Write-only fallback. Never read.
The clipboardWrite permission is used only as a fallback. When the user clicks Redact, Redactopia attempts to replace flagged text directly in the prompt input. If that replacement fails, Redactopia can copy the redacted version to the clipboard so the user can paste it manually. The user is shown a visible message when this fallback is used.
Redactopia does not read clipboard contents. The clipboardRead permission is not requested.
Zero network requests.
Redactopia makes no network requests of any kind. Fonts are bundled with the extension and loaded from the extension package itself — no external font service is contacted. There is no backend, no analytics service, no telemetry endpoint, and no remote logging.
No third-party connections. No SDKs. No tracking.
Redactopia makes no third-party connections of any kind. There are no third-party analytics libraries, error-reporting SDKs, advertising scripts, or data brokers included in the extension. The CSP enforces this: default-src 'none' blocks any connection not explicitly allowed, and the only explicitly allowed sources are the extension's own package files.
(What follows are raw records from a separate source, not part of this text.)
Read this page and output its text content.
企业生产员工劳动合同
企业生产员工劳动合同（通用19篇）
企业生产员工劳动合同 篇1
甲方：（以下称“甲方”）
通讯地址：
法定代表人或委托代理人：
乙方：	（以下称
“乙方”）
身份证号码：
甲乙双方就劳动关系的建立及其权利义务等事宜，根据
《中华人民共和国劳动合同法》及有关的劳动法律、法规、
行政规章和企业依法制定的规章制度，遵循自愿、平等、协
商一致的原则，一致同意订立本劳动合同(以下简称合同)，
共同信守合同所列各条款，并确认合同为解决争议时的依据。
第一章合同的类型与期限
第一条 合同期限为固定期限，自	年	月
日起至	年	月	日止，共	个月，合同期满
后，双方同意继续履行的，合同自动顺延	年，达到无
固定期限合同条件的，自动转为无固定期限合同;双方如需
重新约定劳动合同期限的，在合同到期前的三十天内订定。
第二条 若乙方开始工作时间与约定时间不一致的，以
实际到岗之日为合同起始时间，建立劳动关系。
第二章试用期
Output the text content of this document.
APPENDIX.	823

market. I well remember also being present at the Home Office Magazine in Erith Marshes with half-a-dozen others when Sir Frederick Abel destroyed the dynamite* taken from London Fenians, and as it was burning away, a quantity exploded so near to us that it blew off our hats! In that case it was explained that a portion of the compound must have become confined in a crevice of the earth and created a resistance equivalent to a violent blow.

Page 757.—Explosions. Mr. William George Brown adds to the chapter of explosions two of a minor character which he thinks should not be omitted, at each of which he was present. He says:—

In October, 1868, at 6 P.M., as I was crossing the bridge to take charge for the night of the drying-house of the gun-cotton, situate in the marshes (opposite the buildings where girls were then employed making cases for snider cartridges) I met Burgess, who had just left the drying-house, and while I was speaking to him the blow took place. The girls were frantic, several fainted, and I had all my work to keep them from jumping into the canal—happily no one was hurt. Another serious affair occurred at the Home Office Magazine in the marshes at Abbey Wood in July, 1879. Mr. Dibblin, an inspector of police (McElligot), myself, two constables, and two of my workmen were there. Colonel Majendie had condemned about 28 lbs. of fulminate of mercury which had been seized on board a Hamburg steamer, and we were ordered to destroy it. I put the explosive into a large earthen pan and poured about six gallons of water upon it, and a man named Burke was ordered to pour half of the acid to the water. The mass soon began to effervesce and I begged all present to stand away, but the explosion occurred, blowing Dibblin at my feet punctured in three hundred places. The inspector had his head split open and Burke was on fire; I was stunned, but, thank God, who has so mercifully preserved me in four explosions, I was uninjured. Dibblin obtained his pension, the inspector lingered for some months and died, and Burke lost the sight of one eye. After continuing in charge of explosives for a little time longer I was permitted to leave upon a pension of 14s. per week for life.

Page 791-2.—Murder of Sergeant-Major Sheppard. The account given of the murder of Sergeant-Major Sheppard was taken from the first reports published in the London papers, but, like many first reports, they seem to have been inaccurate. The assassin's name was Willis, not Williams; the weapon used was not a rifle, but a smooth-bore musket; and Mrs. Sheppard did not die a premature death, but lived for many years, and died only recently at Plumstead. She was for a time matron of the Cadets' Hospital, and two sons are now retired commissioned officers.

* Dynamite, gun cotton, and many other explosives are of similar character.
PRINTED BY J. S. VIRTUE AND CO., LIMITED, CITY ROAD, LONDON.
Six declared. Eight refused.
| Permission | Reason |
|---|---|
storage | Store user settings and Manual Blur Tool records in local browser storage |
clipboardWrite | Copy redacted text to clipboard as a fallback only — never reads the clipboard |
sidePanel | Open the Redactor side panel in response to user action |
tabs | Query open tabs to populate the "Send to Site" dropdown and to clean up blur overlays when the Manual Blur Tool is disabled |
scripting | Inject the Manual Blur Tool dock into the active tab when the user requests it; register per-site auto-restore scripts for sites the user has granted access to |
activeTab | Read the current tab's URL to determine whether the Manual Blur Tool needs a new permission grant |
| Host permissions (AI sites) | Run the AI-chat protection content script on the five supported sites — declared in the manifest, no prompt shown at install |
| Per-site optional permissions | When the user activates the Manual Blur Tool on a new site, the browser shows a native permission prompt for that one origin (e.g. https://example.com/*). These grants are revocable and are removed when the tool is disabled. |
Permissions explicitly not requested. Redactopia does not ask the browser for any of these:
- <all_urls> (direct grant)
- clipboardRead
- webNavigation
- webRequest
- cookies
- history
- identity
- notifications
Note on <all_urls>: it is declared in the manifest as the scope from which individual site origins can be requested — the extension never requests it as a blanket grant. Each site requires a separate user-approved prompt.
Pattern-matching, not understanding.
Detection is pattern-based and may be incomplete. Redactopia may not detect all sensitive content and may occasionally flag content that is not sensitive. Users should review prompts before sending and should not rely on Redactopia as a guarantee of privacy or security.